Relational Constructs   «Prev  Next»

Lesson 8 Calculations and Domain Types
Objective List domain types that support calculations.

Calculations and Domain Types for Database Systems

An important advantage of using non-text data domains for columns in a relational database is that the RDBMS can perform calculations directly on the stored values. Text domains - CHAR and VARCHAR - store data as character strings. The RDBMS treats these values as text and cannot apply arithmetic or temporal operations to them. Non-text domains tell the RDBMS what kind of value a column holds, which enables it to apply the appropriate operations.

The four domain types that enable calculations on column contents are:

  1. INT
  2. DECIMAL
  3. DATE
  4. TIME

A practical example: to calculate the cost of an order where a customer has a 15% discount coupon, store the retail price in a DECIMAL column and the discount rate in a DECIMAL column, then multiply the retail price by 0.85 (1 - 0.15) to produce the discounted cost. This calculation is only possible because the columns holding price and discount data use numeric domains rather than text.
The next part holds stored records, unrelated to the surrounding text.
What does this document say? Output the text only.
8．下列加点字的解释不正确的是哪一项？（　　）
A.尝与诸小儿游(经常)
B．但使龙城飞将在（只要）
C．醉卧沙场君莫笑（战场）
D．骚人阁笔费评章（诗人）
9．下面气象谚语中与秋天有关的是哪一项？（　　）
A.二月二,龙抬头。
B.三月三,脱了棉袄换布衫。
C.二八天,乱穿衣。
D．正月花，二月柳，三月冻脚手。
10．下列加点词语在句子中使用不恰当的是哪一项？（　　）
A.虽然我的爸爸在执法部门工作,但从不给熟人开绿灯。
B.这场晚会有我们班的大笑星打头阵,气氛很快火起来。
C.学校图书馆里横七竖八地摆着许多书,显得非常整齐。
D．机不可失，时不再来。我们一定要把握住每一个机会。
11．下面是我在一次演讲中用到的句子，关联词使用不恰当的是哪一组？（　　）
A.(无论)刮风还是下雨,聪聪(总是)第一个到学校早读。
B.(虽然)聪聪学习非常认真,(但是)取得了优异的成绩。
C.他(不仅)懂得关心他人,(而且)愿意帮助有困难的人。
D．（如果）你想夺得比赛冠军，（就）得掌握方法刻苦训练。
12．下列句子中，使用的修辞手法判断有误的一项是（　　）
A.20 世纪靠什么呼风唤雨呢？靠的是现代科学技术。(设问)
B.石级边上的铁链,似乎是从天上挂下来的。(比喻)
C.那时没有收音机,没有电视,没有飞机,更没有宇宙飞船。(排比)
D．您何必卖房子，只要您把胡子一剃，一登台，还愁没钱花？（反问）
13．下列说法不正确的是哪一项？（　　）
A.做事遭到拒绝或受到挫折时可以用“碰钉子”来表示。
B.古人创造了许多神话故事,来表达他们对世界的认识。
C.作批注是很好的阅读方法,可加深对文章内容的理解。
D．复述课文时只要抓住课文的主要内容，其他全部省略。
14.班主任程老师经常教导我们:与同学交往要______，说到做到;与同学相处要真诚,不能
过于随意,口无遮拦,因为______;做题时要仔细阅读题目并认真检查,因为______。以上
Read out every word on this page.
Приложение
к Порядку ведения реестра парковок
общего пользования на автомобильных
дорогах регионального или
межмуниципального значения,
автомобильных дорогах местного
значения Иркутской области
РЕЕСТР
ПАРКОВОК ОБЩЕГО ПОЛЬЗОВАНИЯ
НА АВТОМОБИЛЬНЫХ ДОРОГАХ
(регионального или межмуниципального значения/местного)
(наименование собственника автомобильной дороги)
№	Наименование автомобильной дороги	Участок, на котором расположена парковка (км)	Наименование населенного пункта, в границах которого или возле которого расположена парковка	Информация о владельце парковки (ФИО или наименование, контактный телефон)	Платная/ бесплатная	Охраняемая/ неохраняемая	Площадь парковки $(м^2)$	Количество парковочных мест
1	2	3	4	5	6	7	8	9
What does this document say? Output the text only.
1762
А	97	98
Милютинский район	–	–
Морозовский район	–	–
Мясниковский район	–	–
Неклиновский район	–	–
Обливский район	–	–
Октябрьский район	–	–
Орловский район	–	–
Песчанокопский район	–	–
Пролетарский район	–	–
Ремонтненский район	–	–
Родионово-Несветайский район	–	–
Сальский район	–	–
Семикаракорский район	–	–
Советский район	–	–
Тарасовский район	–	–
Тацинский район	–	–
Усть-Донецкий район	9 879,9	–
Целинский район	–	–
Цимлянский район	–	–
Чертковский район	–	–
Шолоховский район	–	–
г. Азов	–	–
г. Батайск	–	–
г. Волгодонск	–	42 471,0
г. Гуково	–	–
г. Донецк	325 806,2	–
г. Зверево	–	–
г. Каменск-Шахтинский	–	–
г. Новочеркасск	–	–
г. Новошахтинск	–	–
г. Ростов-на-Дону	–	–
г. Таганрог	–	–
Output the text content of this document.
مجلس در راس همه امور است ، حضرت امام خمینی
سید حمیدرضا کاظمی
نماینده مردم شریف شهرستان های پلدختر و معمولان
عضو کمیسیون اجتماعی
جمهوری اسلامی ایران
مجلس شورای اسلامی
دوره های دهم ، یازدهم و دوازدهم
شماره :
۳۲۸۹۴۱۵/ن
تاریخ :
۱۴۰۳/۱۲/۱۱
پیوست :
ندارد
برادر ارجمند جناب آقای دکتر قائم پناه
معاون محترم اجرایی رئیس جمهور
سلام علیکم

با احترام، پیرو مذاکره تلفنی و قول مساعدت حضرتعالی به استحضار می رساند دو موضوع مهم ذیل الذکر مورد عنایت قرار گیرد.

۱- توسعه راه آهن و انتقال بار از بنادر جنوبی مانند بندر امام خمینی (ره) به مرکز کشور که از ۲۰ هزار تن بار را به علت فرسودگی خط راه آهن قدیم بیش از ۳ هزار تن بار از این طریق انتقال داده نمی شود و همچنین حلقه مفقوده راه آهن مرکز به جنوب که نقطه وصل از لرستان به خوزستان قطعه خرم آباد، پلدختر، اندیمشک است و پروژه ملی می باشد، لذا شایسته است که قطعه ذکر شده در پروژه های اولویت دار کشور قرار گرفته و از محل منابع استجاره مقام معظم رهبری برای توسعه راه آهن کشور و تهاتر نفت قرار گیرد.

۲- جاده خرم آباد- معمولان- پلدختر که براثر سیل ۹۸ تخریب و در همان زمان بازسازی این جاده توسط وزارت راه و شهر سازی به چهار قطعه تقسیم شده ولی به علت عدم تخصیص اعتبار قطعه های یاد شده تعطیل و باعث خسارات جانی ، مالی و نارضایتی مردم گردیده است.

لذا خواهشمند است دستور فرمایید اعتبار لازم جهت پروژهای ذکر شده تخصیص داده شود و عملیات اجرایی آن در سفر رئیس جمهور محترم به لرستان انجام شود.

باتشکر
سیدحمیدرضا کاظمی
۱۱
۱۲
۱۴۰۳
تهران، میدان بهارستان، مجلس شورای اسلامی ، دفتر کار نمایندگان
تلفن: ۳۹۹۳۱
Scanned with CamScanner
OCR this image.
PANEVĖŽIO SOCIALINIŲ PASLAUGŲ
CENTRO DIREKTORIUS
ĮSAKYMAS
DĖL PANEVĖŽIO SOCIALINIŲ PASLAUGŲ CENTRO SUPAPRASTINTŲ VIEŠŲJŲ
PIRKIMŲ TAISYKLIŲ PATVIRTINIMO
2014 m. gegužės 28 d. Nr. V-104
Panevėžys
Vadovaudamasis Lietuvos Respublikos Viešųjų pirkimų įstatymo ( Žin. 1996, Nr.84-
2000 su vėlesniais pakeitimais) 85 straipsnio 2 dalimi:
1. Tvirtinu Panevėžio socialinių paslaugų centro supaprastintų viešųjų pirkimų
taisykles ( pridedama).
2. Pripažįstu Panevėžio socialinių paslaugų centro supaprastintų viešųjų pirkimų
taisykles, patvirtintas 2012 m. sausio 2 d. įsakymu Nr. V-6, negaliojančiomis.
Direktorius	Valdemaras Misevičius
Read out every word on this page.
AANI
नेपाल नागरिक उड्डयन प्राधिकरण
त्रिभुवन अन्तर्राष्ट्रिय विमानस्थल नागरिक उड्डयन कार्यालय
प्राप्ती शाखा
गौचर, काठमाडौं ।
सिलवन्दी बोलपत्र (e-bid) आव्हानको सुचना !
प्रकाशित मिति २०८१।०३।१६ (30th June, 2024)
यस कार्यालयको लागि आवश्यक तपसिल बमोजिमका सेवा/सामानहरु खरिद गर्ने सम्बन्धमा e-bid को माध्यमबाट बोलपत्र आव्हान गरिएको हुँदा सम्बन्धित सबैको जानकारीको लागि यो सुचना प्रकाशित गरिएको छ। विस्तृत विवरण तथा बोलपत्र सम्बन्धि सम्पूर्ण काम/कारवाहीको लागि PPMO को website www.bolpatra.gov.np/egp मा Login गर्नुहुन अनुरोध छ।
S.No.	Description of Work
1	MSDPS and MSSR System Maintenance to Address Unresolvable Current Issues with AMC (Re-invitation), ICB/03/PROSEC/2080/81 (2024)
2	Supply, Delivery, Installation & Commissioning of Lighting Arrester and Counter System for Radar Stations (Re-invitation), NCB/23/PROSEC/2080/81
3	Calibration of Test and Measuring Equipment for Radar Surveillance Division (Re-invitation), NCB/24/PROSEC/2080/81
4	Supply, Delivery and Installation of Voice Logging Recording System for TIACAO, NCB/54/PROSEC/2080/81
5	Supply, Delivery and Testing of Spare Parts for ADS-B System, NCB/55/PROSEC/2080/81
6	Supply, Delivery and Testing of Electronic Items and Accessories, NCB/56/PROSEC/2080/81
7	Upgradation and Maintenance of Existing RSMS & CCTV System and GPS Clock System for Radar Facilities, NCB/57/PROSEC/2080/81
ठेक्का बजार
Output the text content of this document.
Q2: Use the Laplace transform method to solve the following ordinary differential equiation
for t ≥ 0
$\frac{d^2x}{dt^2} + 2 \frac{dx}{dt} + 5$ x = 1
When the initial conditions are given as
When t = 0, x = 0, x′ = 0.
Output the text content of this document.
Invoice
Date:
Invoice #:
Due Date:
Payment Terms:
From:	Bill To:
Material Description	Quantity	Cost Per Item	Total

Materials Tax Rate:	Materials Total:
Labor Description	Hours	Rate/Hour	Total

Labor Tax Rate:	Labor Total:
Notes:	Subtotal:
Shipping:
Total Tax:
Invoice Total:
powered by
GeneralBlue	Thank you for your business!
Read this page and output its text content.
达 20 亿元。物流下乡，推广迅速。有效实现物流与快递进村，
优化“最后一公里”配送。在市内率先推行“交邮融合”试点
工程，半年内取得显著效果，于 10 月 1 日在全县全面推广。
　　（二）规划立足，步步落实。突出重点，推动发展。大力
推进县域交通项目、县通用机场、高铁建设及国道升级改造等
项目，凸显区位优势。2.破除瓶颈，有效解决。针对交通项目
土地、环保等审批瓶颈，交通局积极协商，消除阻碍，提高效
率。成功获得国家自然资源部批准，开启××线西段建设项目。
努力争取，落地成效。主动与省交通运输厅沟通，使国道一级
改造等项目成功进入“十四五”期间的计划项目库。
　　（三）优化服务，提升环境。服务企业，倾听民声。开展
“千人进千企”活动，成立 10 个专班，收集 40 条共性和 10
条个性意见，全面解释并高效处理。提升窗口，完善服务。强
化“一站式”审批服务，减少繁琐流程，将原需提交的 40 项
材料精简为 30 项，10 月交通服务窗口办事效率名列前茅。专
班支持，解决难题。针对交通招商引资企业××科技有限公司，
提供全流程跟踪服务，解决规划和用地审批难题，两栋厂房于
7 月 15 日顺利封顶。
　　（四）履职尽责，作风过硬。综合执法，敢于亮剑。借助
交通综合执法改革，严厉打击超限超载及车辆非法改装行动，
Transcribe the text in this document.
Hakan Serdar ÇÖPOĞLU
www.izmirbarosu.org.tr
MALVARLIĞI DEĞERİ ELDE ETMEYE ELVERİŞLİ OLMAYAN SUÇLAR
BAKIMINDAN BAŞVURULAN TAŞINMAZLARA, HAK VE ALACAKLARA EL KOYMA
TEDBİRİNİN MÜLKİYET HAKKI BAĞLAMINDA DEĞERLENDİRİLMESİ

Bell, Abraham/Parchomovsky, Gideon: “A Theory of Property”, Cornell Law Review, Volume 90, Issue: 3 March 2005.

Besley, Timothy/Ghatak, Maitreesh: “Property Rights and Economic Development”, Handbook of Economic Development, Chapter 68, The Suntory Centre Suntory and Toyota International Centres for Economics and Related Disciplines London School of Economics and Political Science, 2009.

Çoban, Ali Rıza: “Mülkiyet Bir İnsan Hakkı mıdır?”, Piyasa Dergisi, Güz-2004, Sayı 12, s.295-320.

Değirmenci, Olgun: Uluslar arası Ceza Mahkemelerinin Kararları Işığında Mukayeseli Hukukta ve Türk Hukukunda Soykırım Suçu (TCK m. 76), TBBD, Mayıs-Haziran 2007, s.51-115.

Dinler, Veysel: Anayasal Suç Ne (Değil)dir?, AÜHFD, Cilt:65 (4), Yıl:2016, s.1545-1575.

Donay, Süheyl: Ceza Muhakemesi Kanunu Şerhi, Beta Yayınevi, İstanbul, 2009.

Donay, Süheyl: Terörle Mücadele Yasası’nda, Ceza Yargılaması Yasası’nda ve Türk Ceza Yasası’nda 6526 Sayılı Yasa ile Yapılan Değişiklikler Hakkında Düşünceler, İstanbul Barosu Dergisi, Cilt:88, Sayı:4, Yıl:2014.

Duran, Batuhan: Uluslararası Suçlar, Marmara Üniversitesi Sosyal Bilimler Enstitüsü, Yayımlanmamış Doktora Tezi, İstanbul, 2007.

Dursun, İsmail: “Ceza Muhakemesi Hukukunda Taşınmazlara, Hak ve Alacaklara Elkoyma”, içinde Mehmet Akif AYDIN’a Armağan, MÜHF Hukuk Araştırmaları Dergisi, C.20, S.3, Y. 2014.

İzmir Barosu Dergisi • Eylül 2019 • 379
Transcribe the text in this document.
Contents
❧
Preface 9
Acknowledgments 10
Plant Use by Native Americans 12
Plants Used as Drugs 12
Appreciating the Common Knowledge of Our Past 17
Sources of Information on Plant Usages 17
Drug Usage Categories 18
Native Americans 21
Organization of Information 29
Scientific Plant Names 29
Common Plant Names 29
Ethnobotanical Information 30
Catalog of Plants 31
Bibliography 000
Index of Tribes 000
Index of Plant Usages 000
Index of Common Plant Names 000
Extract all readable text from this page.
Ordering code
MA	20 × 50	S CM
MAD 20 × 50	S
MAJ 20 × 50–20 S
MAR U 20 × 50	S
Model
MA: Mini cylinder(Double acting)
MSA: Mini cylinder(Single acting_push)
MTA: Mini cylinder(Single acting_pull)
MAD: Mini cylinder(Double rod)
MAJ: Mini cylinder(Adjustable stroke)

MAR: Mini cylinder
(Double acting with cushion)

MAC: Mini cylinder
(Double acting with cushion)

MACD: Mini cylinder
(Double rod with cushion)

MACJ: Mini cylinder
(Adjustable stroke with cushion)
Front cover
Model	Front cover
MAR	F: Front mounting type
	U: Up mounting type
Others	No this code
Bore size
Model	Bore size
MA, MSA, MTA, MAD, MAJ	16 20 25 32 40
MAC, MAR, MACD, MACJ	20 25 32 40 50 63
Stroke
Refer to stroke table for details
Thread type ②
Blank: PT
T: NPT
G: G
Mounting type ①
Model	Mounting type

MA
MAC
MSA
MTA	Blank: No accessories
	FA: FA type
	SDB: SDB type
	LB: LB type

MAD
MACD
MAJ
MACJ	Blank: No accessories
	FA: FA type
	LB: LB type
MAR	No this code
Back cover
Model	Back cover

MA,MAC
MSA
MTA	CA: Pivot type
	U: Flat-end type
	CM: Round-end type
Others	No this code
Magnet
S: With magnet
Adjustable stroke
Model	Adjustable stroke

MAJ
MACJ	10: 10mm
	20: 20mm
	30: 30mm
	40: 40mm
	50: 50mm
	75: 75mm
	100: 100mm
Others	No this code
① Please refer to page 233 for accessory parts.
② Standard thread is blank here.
Numeric Domain Types for Calculations

Numeric domain types are designed to store numerical values and support the full range of arithmetic operations: addition, subtraction, multiplication, division, modulus, and integer division. Three categories of numeric domain types are available in SQL-based RDBMS platforms:

  1. Integer types (INT, SMALLINT, BIGINT) - store whole numbers, both positive and negative, with no decimal component. The range of values varies by subtype and platform. SMALLINT typically handles values from -32,768 to 32,767. Standard INT handles larger ranges. BIGINT handles very large integer values required by financial transaction IDs, row counts, and similar high-volume applications. Integer types are appropriate for counts, quantities, and identifiers.
  2. Floating-point types (FLOAT, DOUBLE) - store approximate numerical values with floating-point precision. These types are suitable for scientific and engineering measurements where a high degree of precision is needed but absolute exactness is not required. Floating-point types are not appropriate for financial calculations because their binary representation of decimal fractions can introduce small rounding errors that accumulate across multiple operations.
  3. Exact decimal types (DECIMAL, NUMERIC) - store exact numeric values with a defined number of decimal places. The designer specifies the total number of digits and the number of digits to the right of the decimal point. DECIMAL(10,2), for example, stores values up to 99,999,999.99 with exactly two decimal places. This makes DECIMAL the correct choice for monetary values, prices, tax rates, and any application where rounding errors are unacceptable.

Date and Time Domain Types for Calculations

Date and time domain types allow storage and manipulation of temporal values. Most SQL-based RDBMS platforms support arithmetic operations on date and time columns: adding or subtracting intervals, calculating the difference between two dates, and extracting specific components such as day, month, or year.

  • DATE - stores a calendar date without a time component. The RDBMS can subtract one DATE value from another to produce the number of days between them.
  • TIME - stores a time of day without a date component. TIME arithmetic enables calculations such as the duration between a shift start and end time.
  • TIMESTAMP - stores both date and time components, enabling more complex temporal calculations and comparisons involving both the date and the time of an event.
  • INTERVAL - represents a duration or span of time, used as the result or operand of arithmetic operations involving DATE, TIME, or TIMESTAMP values.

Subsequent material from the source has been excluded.